We have to get a president in there that will remount the federal science agencies who are now committed to the proposition that science is racist.
The Office of Science and Technology Policy in the White House recently came out with a statement basically saying that science is an inequity producing That is, it increases inequities.
This is complete ignorance.
People need to look hard at the gaps and not flinch from speaking honestly about how wide they are.
Put those STEM faculty to the test and say, why are you accusing yourselves of being racist?
You know damn well, as somebody recently told me, an astronomer, At a University of California system, UCLA said, black scientists now are gold dust.
Any faculty department that can get its hand on a black scientist knows it is now going to be a federal grant magnet.
It is going to have millions of federal dollars showered upon it.
And they will try to hold on to that gold dust as long as possible, while other science faculties, you know, Harvard or UC Berkeley, will compete and make the gold dust even more valuable.
So we have to stop apologizing for phantom racism.
It's not just the Ivy Leagues.
You said the Ivy Leagues practice racial preferences.
It is any minimally selective college.
Get back to To colorblind standards.
And I hope that Asian Americans become even more mobilized because they're the ones that are screwed the most at this point by the evisceration of meritocratic standards.
They are having to be five, 10 times as good as any other student to be admitted to a medical school of their choice, to a law school of their choice.
And for them to be told that, well, if you're succeeding, it's because you're racist or white supremacist.
I couldn't agree more.
to be telling white students that, but the Asians could be a sleeping giant that will help us beat this thing back.
I couldn't agree more.
Heather, tell people where they can follow you and how to pre-order the book, and I'm going to make sure that we pre-order that book immediately as soon as we've done the interview here.
Thank you, Jack.
Well, the book, you just go on Amazon.
You can preorder it when race trumps merit.
I have a Twitter feed that I actually don't really run.

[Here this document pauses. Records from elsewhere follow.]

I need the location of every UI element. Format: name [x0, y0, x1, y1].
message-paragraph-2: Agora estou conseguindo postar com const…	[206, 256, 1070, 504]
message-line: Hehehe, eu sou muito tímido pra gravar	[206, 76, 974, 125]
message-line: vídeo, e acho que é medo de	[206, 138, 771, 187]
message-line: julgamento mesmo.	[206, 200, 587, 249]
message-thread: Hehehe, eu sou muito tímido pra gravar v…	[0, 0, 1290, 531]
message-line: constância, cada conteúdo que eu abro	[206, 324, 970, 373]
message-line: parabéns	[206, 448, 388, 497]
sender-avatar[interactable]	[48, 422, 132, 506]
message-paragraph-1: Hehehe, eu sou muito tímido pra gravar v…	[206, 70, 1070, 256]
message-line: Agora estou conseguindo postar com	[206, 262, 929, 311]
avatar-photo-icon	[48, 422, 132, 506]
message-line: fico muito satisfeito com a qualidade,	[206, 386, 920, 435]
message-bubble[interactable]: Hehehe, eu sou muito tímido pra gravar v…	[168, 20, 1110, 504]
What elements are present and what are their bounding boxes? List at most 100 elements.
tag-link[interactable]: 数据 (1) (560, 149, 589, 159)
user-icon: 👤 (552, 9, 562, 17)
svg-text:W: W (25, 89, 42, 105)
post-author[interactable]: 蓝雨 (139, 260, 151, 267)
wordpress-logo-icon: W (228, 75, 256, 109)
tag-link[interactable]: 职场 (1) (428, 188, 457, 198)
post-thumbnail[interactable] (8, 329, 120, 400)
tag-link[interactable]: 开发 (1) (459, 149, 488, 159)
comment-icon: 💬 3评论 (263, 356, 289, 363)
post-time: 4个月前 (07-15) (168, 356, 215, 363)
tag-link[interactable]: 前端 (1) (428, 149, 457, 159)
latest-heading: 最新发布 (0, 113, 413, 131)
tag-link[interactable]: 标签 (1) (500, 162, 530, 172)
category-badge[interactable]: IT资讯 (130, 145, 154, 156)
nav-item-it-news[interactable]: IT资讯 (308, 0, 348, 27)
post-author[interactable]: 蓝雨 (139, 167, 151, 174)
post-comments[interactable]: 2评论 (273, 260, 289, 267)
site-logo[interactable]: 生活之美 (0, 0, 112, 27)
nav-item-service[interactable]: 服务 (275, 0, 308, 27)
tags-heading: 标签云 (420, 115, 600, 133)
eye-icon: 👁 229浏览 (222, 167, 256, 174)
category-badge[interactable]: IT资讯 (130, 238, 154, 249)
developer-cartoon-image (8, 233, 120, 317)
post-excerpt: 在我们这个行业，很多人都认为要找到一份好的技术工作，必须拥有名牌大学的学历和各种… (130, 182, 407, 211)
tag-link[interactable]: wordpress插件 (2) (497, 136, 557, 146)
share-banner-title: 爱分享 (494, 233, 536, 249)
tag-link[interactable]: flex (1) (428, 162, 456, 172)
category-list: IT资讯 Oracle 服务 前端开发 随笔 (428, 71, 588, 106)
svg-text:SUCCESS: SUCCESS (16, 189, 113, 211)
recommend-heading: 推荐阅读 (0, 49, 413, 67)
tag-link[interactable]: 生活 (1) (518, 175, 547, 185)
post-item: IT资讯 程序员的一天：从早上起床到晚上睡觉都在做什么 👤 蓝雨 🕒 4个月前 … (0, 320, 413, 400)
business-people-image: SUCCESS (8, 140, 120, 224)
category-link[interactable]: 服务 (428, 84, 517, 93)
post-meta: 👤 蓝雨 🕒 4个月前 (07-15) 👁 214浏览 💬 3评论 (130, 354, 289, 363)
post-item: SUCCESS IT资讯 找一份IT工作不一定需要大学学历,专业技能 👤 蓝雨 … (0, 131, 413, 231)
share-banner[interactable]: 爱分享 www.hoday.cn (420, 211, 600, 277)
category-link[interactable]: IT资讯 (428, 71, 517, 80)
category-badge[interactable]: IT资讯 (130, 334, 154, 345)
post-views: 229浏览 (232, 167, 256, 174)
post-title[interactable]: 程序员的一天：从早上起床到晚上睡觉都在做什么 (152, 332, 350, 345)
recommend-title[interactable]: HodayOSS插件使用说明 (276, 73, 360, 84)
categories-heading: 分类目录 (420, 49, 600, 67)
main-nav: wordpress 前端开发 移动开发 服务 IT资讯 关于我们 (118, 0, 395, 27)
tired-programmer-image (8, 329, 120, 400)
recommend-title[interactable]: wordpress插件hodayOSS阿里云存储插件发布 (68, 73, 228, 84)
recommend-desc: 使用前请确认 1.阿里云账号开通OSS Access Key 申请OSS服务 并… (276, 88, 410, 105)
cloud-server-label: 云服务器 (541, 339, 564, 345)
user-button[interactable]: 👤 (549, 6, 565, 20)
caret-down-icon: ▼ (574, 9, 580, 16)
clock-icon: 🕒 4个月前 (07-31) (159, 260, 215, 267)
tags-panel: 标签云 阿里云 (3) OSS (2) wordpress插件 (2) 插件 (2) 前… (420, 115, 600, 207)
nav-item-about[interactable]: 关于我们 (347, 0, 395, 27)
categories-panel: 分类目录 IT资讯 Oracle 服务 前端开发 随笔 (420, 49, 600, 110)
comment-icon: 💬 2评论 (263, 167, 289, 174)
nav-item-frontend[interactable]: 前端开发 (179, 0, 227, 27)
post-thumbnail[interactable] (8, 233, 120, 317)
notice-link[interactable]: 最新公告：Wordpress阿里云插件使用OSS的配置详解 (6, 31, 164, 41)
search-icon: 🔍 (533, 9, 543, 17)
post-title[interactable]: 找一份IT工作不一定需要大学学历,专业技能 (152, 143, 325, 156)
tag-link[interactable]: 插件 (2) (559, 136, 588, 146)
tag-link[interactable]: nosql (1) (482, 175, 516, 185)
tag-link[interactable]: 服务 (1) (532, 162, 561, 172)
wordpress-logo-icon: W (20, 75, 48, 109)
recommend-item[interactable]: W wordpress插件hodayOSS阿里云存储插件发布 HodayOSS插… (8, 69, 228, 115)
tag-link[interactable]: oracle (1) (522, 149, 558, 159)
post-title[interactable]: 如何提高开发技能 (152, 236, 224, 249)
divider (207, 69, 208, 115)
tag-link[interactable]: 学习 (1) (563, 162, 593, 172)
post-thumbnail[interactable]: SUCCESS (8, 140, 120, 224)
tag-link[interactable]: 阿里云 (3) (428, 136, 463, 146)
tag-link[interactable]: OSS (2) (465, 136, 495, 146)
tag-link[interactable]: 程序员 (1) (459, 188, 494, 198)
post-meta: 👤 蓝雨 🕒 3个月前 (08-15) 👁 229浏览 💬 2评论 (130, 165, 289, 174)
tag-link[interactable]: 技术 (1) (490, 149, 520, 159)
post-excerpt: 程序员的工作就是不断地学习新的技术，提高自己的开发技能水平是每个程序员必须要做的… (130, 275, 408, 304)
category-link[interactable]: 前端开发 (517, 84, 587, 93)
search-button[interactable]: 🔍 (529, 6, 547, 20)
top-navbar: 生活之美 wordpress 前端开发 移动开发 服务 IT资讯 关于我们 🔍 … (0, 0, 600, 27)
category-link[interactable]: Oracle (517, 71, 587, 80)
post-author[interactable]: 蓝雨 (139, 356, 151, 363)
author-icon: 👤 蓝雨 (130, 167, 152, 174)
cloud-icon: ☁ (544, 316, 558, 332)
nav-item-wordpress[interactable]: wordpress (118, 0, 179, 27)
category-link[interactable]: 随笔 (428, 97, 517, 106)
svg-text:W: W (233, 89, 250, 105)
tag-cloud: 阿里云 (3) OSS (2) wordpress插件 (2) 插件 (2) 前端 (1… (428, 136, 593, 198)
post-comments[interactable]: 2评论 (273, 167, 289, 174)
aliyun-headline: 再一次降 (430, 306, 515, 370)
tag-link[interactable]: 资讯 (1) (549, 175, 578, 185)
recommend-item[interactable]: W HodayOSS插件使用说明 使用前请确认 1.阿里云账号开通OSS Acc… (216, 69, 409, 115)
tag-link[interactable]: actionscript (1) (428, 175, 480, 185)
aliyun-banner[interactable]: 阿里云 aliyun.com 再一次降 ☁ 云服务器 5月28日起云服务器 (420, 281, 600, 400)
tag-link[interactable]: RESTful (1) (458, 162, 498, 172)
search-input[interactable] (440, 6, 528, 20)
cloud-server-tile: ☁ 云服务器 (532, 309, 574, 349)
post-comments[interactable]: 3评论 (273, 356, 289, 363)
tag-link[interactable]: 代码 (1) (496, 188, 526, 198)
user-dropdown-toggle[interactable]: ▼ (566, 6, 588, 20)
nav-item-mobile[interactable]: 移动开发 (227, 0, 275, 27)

It's it's mostly to put my writing up there.
And I don't even know what my handle is.
But if you if you Google me at Heather McDonald and Twitter, that will give you sort of a chronological in reverse order, all of my media appearances and all of my writing.
So that's probably the easiest way.
Heather McDonald, a true pleasure, true honor.
Thank you for coming on here.
Thank you for giving people the tools to be able, not just to debate this, but actually have the conversations that are going on in our country.
Because thanks to social media, for as much as we do complain about it, for as much as our lives seem to be ruled by viral videos now, it also has given us the ability to connect To run shows like this and to get information out there that is otherwise completely suppressed by the mainstream.
Which of course, as we all know, why they are constantly trying to shut down social media.
Heather MacDonald, the book is, once again, when race trumps merit.
Is diversity our strength?
Or is our strength the traditional values on which Western civilization has been built?